NOTE 11 – SUBSEQUENT EVENTS

 

Management has evaluated events through November 14, 2024, the date these financial statements were available for issuance, and noted the following events requiring disclosures:

 

On September 20, 2024, Eastern Standard LLC (“Eastern Standard Delaware”), a Delaware limited liability company and the Company’s majority owned subsidiary, entered into an Asset Purchase Agreement (“Eastern Standard Asset Purchase Agreement”) with Eastern Standard, LLC (the “Eastern Standard Pennsylvania”), a Pennsylvania limited liability company, Mark Gisi, James Keller and Vincent Giordano. Pursuant to the Eastern Standard Asset Purchase Agreement, Eastern Standard Delaware will purchase from Eastern Standard Pennsylvania all of Eastern Standard Pennsylvania’s assets utilized in the operation of its business of providing digital marketing services, including integrated branding, and digital customer experiences (the “ES Business Assets”).

 

Pursuant to the Eastern Standard Asset Purchase Agreement, and subject to the terms and conditions contained therein, at the closing, Eastern Standard Pennsylvania agreed to sell to Eastern Standard Delaware the ES Business Assets, all as more fully described in the Eastern Standard Asset Purchase Agreement. The aggregate purchase price for the ES Business Assets was $2,160,000. As of the closing, the Company owns 70% of Eastern Standard Delaware in exchange for $1,250,000 payable pursuant to two secured promissory notes which are guaranteed by the Company, and $410,000 of the Company’s Series A Preferred Shares.
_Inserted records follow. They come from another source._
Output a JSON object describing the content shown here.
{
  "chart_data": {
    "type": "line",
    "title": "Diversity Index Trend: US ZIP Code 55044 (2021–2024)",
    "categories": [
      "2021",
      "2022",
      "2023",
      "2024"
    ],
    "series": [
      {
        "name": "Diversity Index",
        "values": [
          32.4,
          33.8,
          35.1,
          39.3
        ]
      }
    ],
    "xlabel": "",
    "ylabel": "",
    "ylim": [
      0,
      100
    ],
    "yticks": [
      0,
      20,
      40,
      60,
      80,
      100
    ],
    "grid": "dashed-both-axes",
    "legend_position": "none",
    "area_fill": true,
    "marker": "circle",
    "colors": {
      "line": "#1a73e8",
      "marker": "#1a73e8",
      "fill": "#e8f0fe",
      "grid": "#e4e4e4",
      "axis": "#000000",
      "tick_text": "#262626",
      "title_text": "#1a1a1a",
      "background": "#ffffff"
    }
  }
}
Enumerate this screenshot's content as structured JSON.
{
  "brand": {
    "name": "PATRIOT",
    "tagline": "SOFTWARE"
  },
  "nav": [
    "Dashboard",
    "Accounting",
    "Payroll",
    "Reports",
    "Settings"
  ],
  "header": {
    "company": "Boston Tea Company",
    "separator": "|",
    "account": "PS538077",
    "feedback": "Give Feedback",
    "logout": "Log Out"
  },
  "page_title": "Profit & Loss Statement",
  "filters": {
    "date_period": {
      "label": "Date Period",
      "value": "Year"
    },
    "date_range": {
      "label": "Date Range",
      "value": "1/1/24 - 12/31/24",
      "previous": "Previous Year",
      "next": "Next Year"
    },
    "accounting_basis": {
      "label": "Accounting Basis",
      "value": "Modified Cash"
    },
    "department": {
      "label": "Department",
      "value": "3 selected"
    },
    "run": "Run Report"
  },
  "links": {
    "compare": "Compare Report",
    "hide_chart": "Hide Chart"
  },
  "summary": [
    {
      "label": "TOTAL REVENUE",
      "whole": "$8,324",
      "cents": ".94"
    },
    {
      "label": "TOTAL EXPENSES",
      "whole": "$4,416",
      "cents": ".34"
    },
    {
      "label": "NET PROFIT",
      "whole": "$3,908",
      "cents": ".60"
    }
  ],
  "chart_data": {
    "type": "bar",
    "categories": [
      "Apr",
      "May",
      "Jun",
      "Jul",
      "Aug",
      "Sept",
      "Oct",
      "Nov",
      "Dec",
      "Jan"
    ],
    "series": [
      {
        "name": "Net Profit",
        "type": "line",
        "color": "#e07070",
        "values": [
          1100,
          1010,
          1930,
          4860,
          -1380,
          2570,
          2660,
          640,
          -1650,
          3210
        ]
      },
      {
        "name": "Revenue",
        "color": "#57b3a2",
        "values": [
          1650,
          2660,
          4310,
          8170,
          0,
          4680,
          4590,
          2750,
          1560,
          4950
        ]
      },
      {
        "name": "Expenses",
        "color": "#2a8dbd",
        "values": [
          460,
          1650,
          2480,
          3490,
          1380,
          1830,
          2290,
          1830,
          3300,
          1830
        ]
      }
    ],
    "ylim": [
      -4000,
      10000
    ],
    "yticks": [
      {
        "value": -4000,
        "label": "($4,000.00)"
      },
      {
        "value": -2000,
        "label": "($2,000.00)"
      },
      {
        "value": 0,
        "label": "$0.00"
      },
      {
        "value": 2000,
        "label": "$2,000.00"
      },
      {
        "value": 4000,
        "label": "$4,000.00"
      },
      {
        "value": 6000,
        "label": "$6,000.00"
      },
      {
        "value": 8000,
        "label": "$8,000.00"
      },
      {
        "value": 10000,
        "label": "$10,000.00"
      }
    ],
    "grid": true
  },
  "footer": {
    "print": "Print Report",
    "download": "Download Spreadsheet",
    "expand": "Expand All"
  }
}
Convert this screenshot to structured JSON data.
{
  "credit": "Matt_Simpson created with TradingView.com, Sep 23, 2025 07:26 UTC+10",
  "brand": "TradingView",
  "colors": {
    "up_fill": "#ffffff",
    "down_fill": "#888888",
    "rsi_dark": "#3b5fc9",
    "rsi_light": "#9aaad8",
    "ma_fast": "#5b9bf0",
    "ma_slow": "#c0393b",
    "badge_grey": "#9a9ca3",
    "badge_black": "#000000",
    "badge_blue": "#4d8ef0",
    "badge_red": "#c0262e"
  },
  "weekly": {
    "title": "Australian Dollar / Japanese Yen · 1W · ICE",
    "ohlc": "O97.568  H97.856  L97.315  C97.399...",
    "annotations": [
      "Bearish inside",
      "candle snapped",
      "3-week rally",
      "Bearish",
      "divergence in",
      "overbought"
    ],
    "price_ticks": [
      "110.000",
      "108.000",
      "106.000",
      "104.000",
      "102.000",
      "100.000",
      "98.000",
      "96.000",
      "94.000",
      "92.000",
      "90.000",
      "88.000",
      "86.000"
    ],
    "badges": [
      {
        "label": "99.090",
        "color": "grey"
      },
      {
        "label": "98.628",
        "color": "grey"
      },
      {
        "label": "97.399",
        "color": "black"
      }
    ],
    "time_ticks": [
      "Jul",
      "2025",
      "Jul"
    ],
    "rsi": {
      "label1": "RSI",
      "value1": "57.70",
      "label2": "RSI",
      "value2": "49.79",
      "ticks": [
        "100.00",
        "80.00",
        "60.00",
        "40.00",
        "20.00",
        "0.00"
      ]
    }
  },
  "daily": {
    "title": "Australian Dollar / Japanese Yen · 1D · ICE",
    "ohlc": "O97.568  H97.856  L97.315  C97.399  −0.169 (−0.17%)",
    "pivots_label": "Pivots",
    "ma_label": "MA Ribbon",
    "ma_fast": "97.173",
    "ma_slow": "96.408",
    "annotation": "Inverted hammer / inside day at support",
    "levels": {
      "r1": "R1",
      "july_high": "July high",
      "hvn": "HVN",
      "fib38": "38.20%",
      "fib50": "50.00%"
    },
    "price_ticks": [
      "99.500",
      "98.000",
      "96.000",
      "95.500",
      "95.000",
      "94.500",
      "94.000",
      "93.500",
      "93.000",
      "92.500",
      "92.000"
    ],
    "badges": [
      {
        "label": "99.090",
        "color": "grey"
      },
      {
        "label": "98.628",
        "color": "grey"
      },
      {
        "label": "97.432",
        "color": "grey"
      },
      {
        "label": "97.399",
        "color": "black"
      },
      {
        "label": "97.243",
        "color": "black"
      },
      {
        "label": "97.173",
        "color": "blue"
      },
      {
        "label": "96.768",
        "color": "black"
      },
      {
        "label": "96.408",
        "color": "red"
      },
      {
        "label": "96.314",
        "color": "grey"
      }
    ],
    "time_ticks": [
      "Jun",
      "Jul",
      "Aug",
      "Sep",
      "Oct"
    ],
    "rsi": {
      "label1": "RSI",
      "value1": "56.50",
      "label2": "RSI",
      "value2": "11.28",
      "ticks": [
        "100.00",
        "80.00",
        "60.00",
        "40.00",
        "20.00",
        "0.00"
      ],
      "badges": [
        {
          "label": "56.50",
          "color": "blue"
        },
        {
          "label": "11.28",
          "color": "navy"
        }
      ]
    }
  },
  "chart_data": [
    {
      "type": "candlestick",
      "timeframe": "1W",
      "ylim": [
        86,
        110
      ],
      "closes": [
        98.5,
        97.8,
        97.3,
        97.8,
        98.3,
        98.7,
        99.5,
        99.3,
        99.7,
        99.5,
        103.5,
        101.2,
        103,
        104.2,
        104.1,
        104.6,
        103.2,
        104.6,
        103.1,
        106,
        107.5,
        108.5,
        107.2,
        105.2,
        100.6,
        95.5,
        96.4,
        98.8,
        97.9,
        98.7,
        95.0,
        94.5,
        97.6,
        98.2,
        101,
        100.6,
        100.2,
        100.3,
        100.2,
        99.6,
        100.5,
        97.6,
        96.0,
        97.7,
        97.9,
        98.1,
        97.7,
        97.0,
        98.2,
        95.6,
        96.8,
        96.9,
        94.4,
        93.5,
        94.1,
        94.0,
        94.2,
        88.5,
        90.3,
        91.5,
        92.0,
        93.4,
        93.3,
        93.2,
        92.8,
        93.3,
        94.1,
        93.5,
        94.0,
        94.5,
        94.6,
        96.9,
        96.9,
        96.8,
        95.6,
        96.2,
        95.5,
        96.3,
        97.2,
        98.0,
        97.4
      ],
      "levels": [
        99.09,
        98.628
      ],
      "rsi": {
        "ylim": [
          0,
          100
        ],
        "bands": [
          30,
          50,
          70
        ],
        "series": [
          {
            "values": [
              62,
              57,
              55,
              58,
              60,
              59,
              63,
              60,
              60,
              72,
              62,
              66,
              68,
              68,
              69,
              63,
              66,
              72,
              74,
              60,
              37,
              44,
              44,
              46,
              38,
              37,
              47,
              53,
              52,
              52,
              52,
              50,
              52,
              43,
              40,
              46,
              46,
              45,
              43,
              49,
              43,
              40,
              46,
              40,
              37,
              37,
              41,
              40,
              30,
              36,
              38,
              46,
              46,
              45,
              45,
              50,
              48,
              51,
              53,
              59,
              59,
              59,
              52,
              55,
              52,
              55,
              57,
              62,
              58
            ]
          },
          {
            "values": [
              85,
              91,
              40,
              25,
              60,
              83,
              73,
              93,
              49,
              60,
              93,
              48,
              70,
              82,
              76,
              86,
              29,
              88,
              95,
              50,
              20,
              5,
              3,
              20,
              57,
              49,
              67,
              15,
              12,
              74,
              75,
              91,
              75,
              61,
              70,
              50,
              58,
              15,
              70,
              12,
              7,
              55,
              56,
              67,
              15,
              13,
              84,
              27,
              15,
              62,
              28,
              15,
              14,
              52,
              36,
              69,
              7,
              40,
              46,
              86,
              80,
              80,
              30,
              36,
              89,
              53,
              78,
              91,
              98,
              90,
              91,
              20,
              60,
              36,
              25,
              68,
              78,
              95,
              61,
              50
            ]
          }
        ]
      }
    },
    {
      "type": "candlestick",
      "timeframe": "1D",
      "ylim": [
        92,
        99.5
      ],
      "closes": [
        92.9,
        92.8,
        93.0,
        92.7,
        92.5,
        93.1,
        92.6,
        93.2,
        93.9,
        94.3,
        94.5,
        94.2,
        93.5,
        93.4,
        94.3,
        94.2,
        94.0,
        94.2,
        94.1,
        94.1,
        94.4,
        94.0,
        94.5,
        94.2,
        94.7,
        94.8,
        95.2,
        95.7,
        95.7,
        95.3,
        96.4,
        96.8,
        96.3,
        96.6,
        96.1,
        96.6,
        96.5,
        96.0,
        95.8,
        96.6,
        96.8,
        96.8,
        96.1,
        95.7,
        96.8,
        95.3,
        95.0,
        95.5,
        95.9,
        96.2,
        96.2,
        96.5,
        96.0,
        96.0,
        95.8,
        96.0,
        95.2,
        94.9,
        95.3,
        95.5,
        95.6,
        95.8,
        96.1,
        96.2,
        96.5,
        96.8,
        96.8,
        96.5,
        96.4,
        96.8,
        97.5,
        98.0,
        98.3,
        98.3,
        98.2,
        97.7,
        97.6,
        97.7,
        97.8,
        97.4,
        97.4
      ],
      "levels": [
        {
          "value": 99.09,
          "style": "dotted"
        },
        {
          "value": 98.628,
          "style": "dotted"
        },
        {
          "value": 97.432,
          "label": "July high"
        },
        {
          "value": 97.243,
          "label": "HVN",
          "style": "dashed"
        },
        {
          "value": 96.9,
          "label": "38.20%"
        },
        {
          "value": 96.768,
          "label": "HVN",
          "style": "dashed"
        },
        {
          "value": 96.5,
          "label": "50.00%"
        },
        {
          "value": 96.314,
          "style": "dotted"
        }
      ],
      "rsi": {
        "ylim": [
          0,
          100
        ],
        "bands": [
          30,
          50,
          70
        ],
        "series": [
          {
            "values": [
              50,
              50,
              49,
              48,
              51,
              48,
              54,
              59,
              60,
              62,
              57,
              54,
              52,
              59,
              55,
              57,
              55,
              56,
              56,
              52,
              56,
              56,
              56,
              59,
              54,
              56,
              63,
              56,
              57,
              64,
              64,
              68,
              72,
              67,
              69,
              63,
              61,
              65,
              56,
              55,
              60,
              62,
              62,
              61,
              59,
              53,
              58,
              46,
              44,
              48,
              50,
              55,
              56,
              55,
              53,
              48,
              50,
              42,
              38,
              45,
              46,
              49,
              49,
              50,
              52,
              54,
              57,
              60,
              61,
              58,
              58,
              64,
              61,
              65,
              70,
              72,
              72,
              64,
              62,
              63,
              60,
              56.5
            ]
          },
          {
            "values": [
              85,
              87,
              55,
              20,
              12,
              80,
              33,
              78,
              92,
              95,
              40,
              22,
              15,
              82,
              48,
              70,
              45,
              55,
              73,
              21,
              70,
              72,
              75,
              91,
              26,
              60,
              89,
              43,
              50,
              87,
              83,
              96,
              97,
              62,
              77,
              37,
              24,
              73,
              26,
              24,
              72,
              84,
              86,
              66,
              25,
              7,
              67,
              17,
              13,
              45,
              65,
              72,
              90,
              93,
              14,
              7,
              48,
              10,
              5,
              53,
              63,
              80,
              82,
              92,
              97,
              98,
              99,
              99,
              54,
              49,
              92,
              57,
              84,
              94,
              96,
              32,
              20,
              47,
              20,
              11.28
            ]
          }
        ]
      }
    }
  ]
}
The entities comprising the Company’s special purpose vehicle funding program owns an aggregate of 20% of Eastern Standard Delaware in exchange for $500,000 payable in cash. Eastern Standard Pennsylvania owns a 10% roll-over equity interest in Eastern Standard Delaware. The acquisition closed on October 18, 2024.

 

The secured promissory notes consist of: (i) a $400,000 promissory note made by Eastern Standard Delaware in favor of Eastern Standard Pennsylvania with an interest at 8% per annum providing for interest only payments with a balloon payment of principal and interest at the end of one hundred twenty (120) days (“Short Term ES Promissory Note”); (ii) an $850,000 promissory note made by Eastern Standard Delaware in favor of Eastern Standard Pennsylvania with an interest rate at 8% per annum providing for interest only payments with a balloon payment of principal and interest at the end of two years (“ES Promissory Note”); and (iii) a Guaranty Agreement made by the Company to secure the payment of Eastern Standard Delaware pursuant to the Short Term ES Promissory Note, the ES Promissory Note and the other obligations of the Company and Eastern Standard Delaware under the Eastern Standard Asset Purchase Agreement.

 

Due to the limited time since the closing of the acquisition, the valuation efforts and related acquisition accounting is incomplete at the time of the filing of these unaudited consolidated financial statements. As a result, the Company is unable to provide amounts recognized as of the acquisition date for major classes of assets and liabilities acquired, including goodwill and other intangible assets. In addition, because the acquisition accounting is incomplete, the Company is unable to provide the supplemental pro forma revenue and earnings for the combined entity, as the pro forma adjustments are expected to primarily consist of estimates for the amortization of identifiable intangible assets acquired and related income tax effects, which will result from the purchase price allocation and determination of the fair values for the assets acquired and liabilities assumed.